Posted by Chrissie Cole
Thursday, August 07, 2008 6:43 PM EST
Category: Major Medical
Tags: FDA and Prescription Drugs, Flu Season, Influenza, Drug Products, CDC, Flu Drugs


IMAGE SOURCE: © iStockPhoto/ flu vaccine given/Millanovic

U.S. Health officials have approved vaccines for the 2008-2009 flu season, which includes new strains that officials anticipate are most likely to circulate this season.

In what the U.S. Food and Drug Administration refers to as an “unusual occurrence” all three strains of the vaccine have been changed this year. Usually, only one or two strains are changed per year.

Producing new vaccines each year is a tough challenge in the fight against influenza, said Dr. Jesse Goodman, director of the FDA’s Center of Biologics Evaluation and Research. There is no other such instance that requires new vaccines to be made each year.

Officials modify vaccines each year according to strains they predict are most likely to circulate that season. Officials try to match the circulating strains and the strains contained in the vaccines as closely as possible for the best chance of protection from the virus.

To determine the best match, officials from the CDC, FDA and World Health Organization and other various organizations study virus samples and patterns collected worldwide throughout the year. Based on those findings the FDA decides which strains drug manufacturers should include in new vaccines for Americans.

The strains are selected in February of each year to allow drug manufacturers ample production time for the new vaccines.

While the preciseness of the match between the expected stains and those virus strains that actually cause the most sickness may not be precise, the vaccines may still help to provide some measure of protection. Having the vaccine may assist in reducing the severity of the virus and prevent flu-related health complications for thousands of Americans.

The six new vaccines and their manufacturers include: CSL Ltd’s Afluria; MedImmune Vaccines Inc.

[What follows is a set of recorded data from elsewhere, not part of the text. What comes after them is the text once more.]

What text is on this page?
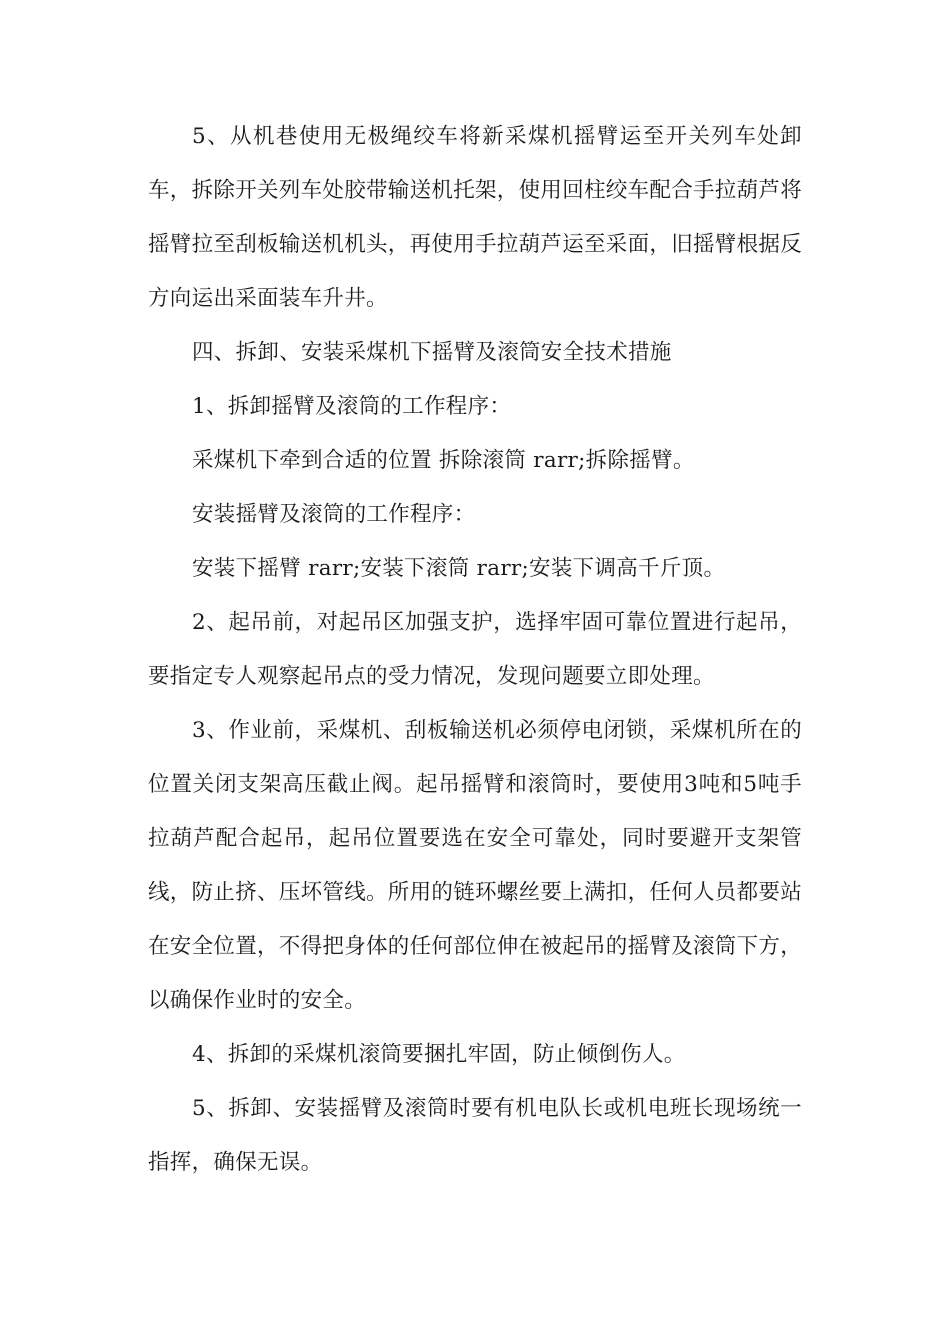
5、从机巷使用无极绳绞车将新采煤机摇臂运至开关列车处卸车，拆除开关列车处胶带输送机托架，使用回柱绞车配合手拉葫芦将摇臂拉至刮板输送机机头，再使用手拉葫芦运至采面，旧摇臂根据反方向运出采面装车升井。

四、拆卸、安装采煤机下摇臂及滚筒安全技术措施

1、拆卸摇臂及滚筒的工作程序：

采煤机下牵到合适的位置 拆除滚筒 rarr;拆除摇臂。

安装摇臂及滚筒的工作程序：

安装下摇臂 rarr;安装下滚筒 rarr;安装下调高千斤顶。

2、起吊前，对起吊区加强支护，选择牢固可靠位置进行起吊，要指定专人观察起吊点的受力情况，发现问题要立即处理。

3、作业前，采煤机、刮板输送机必须停电闭锁，采煤机所在的位置关闭支架高压截止阀。起吊摇臂和滚筒时，要使用3吨和5吨手拉葫芦配合起吊，起吊位置要选在安全可靠处，同时要避开支架管线，防止挤、压坏管线。所用的链环螺丝要上满扣，任何人员都要站在安全位置，不得把身体的任何部位伸在被起吊的摇臂及滚筒下方，以确保作业时的安全。

4、拆卸的采煤机滚筒要捆扎牢固，防止倾倒伤人。

5、拆卸、安装摇臂及滚筒时要有机电队长或机电班长现场统一指挥，确保无误。
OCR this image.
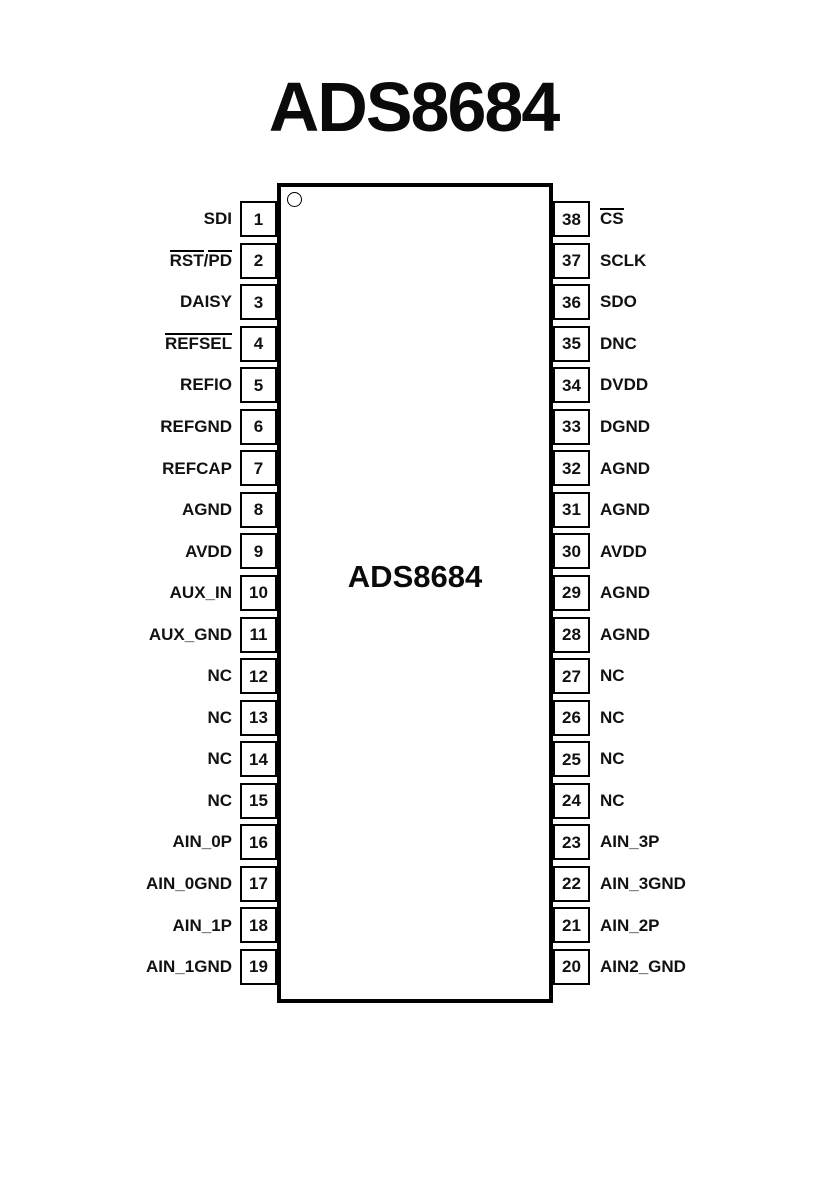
ADS8684
ADS8684
SDI 1
RST/PD 2
DAISY 3
REFSEL 4
REFIO 5
REFGND 6
REFCAP 7
AGND 8
AVDD 9
AUX_IN 10
AUX_GND 11
NC 12
NC 13
NC 14
NC 15
AIN_0P 16
AIN_0GND 17
AIN_1P 18
AIN_1GND 19
38 CS
37 SCLK
36 SDO
35 DNC
34 DVDD
33 DGND
32 AGND
31 AGND
30 AVDD
29 AGND
28 AGND
27 NC
26 NC
25 NC
24 NC
23 AIN_3P
22 AIN_3GND
21 AIN_2P
20 AIN2_GND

FluMist; Novartis Vaccines and Diagnostics Limited Fluvirin; Sanofi Pasteur Inc. Fluzone and GlaxoSmithKline Plc’s Fluarix and FluLaval, the FDA said on Tuesday.

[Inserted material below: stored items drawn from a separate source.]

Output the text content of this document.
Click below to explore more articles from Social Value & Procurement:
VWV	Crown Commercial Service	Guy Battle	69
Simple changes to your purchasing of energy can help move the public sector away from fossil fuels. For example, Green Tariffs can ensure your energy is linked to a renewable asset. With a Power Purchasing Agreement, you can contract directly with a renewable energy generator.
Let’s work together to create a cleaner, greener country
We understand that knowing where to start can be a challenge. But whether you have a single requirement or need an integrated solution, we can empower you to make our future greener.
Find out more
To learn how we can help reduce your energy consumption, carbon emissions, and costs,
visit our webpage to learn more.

Each vaccine includes the same three strains of the influenza virus. Experts included two strains from Type A, an H1N1 and an H3N2 version (the most common virus strain during the 2007-08 season), and one for Type B.

Influenza outbreaks can start as soon as October and last as long as May, according to the Centers for Disease Control and Prevention.

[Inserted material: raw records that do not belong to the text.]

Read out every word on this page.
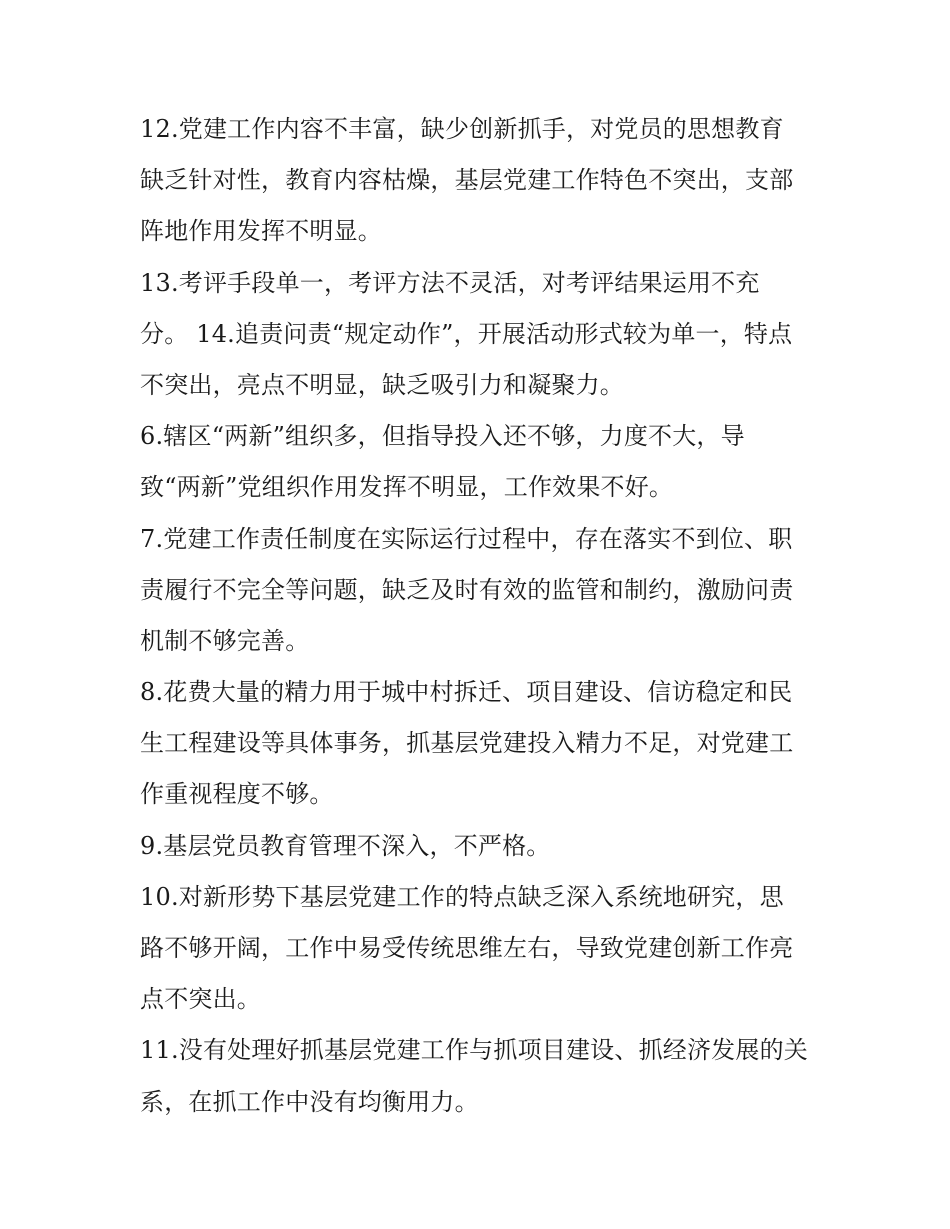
12.党建工作内容不丰富，缺少创新抓手，对党员的思想教育
缺乏针对性，教育内容枯燥，基层党建工作特色不突出，支部
阵地作用发挥不明显。
13.考评手段单一，考评方法不灵活，对考评结果运用不充
分。 14.追责问责“规定动作”，开展活动形式较为单一，特点
不突出，亮点不明显，缺乏吸引力和凝聚力。
6.辖区“两新”组织多，但指导投入还不够，力度不大，导
致“两新”党组织作用发挥不明显，工作效果不好。
7.党建工作责任制度在实际运行过程中，存在落实不到位、职
责履行不完全等问题，缺乏及时有效的监管和制约，激励问责
机制不够完善。
8.花费大量的精力用于城中村拆迁、项目建设、信访稳定和民
生工程建设等具体事务，抓基层党建投入精力不足，对党建工
作重视程度不够。
9.基层党员教育管理不深入，不严格。
10.对新形势下基层党建工作的特点缺乏深入系统地研究，思
路不够开阔，工作中易受传统思维左右，导致党建创新工作亮
点不突出。
11.没有处理好抓基层党建工作与抓项目建设、抓经济发展的关
系，在抓工作中没有均衡用力。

Each year anywhere from 5 to 20 percent of the U.S. population will contract the flu. About 200,000 people develop flu-related complications and are hospitalized every year and about 36,000 people die from the disease, according to the CDC.

For the great majority, the flu is not very serious, and the disease may last only a few days. But for certain immunocompromised populations, such as the elderly and the very young, complications from the flu may prove extremely severe or even deadly. For this reason getting a flu shot is all the more important.

This year’s flu vaccine was largely ineffective because new strains of the influenza virus were not predicted. Two of the three strains escaped the target of the flu shot making it about 44 percent effective and one of the worst years for flu cases and pneumonia among adults.